Intro

I recently had to migrate authentication for a service from FIPA to Active Directory. It was a bit of fluffing around because the directory structure in FIPA did not exactly align with the directory structure in AD. In this post I will demonstrate how to use the ldapsearch command to search an Active Directory LDAP tree.

You can use Powershell on the AD server In order to find out the required details of the bind account.

cmd
Get-ADUser -Filter 'Name -like "some_user"' -SearchBase "DC=example,DC=com"

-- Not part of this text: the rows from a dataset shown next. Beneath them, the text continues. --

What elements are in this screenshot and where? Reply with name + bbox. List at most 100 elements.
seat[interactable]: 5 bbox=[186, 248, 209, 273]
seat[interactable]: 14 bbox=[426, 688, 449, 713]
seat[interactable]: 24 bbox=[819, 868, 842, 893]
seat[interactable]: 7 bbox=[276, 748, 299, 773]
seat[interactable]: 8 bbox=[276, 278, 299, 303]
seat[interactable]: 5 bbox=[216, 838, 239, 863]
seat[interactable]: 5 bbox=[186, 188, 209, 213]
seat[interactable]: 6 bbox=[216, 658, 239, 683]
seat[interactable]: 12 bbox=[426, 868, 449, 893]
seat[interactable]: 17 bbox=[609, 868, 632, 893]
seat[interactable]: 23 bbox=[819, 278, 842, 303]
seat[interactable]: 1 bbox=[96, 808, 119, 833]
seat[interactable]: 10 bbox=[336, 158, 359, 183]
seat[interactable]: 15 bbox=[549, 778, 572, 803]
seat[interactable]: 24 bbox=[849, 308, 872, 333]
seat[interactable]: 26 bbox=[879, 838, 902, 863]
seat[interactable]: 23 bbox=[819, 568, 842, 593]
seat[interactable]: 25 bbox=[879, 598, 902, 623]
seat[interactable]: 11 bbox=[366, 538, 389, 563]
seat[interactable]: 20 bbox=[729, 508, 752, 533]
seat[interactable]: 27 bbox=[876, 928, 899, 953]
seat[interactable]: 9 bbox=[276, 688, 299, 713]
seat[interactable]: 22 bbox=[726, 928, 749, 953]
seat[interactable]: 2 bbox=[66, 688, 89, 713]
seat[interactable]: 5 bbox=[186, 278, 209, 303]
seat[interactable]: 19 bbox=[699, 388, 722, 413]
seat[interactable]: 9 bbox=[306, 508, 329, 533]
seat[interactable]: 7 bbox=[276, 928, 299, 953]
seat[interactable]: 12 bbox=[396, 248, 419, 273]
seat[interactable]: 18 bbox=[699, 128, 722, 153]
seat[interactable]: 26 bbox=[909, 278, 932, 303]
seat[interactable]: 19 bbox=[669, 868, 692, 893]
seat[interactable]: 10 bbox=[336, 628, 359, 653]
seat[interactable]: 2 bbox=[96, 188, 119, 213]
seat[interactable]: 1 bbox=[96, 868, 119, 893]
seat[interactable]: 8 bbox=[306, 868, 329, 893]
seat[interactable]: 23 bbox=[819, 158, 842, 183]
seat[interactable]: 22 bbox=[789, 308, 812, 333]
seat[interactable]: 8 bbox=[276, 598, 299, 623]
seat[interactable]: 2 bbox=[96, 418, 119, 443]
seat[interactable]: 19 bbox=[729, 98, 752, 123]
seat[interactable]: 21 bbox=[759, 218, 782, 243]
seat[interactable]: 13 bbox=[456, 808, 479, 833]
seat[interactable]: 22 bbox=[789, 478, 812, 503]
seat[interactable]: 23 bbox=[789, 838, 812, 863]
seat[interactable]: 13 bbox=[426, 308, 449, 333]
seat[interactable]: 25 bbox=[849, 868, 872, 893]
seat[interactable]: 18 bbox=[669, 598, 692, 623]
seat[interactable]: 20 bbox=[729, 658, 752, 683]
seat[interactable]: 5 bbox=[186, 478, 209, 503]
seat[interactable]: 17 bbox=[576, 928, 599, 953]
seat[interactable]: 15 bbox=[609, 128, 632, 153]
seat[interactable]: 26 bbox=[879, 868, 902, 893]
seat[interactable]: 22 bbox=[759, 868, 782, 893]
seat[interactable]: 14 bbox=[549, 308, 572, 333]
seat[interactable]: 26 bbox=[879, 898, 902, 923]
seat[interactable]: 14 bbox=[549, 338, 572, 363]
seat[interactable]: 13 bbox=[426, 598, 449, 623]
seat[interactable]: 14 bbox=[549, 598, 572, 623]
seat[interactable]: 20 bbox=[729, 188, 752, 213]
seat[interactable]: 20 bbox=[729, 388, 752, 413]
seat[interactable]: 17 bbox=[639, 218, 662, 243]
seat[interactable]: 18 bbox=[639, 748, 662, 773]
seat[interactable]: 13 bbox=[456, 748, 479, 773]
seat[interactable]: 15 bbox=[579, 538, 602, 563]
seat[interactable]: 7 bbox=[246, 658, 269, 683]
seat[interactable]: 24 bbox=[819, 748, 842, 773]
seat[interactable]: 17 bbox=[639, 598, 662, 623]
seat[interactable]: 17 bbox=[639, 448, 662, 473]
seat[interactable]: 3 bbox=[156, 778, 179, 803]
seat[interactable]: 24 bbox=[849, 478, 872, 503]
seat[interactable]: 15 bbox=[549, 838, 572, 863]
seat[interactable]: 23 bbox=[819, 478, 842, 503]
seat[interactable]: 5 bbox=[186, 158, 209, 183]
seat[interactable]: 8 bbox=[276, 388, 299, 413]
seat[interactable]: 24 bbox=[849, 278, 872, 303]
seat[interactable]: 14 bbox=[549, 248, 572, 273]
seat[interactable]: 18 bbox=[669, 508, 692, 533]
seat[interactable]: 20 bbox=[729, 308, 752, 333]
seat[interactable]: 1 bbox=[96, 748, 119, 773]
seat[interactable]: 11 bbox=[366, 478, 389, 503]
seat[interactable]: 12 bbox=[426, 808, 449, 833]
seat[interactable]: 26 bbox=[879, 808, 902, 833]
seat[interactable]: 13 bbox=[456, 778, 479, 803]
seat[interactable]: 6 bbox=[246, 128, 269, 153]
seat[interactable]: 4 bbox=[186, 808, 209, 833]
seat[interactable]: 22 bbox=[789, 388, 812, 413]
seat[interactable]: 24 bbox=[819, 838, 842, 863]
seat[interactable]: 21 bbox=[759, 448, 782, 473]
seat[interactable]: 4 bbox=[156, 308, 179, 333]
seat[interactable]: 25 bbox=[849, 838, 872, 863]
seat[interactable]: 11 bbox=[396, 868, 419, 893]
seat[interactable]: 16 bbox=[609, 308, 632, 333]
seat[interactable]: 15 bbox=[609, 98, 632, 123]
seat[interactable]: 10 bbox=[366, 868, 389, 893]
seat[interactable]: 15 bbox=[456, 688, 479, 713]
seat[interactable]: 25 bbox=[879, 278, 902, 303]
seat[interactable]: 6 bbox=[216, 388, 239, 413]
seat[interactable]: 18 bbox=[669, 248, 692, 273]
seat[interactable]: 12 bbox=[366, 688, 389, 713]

DistinguishedName : CN=some_user,OU=some,OU=group,DC=example,DC=com
Enabled           : True
GivenName         : Some
Name              : some_user
ObjectClass       : user
ObjectGUID        : 96f1ea93-4a9e-42a1-97b6-85f1790d2258
SamAccountName    : some_user
SID               : S-1-5-21-1263631716-347569959-4351110812-1290
Surname           : User
UserPrincipalName : some_user@example.com

The DistinguishedName parameter or the UserPrincipalName can be used as the bind account parameter to search LDAP.

We can now use this information to search AD/LDAP via the ldapsearch command from a linux host.

cmd
ldapsearch \
    -H ldaps://ad01.example.com -x \
    -b "OU=some,OU=group,DC=example,DC=com" \
    -D "CN=some_user,OU=some,OU=group,DC=example,DC=com" -W

If you are unable to import the certificates and trust the server is legitimate you can ignore self signed certs by adding the LDAPTLS_REQCERT=never parameter to the query.

cmd
LDAPTLS_REQCERT=never ldapsearch \
    -H ldaps://ad01.example.com -x \
    -b "OU=some,OU=group,DC=example,DC=com" \
    -D "some_user@example.com" -W

An explanation of the options used is as follows.

  • -H - LDAP URI
  • -x - Use simple authentication
  • -b - Base DN search path
  • -D - Bind DN
  • -W - Ask for password

The output of the search yields a lot of useful information. For example the DN of the groups a user belongs to can be used to apply permissions.

cmd
memberOf: CN=networks,OU=some,OU=group,DC=example,DC=com
memberOf: CN=automation,OU=some,OU=group,DC=example,DC=com

Outro

That's it. Just a quick post with some examples on how to search an Active Directory LDAP service using the ldapsearch linux command line utility.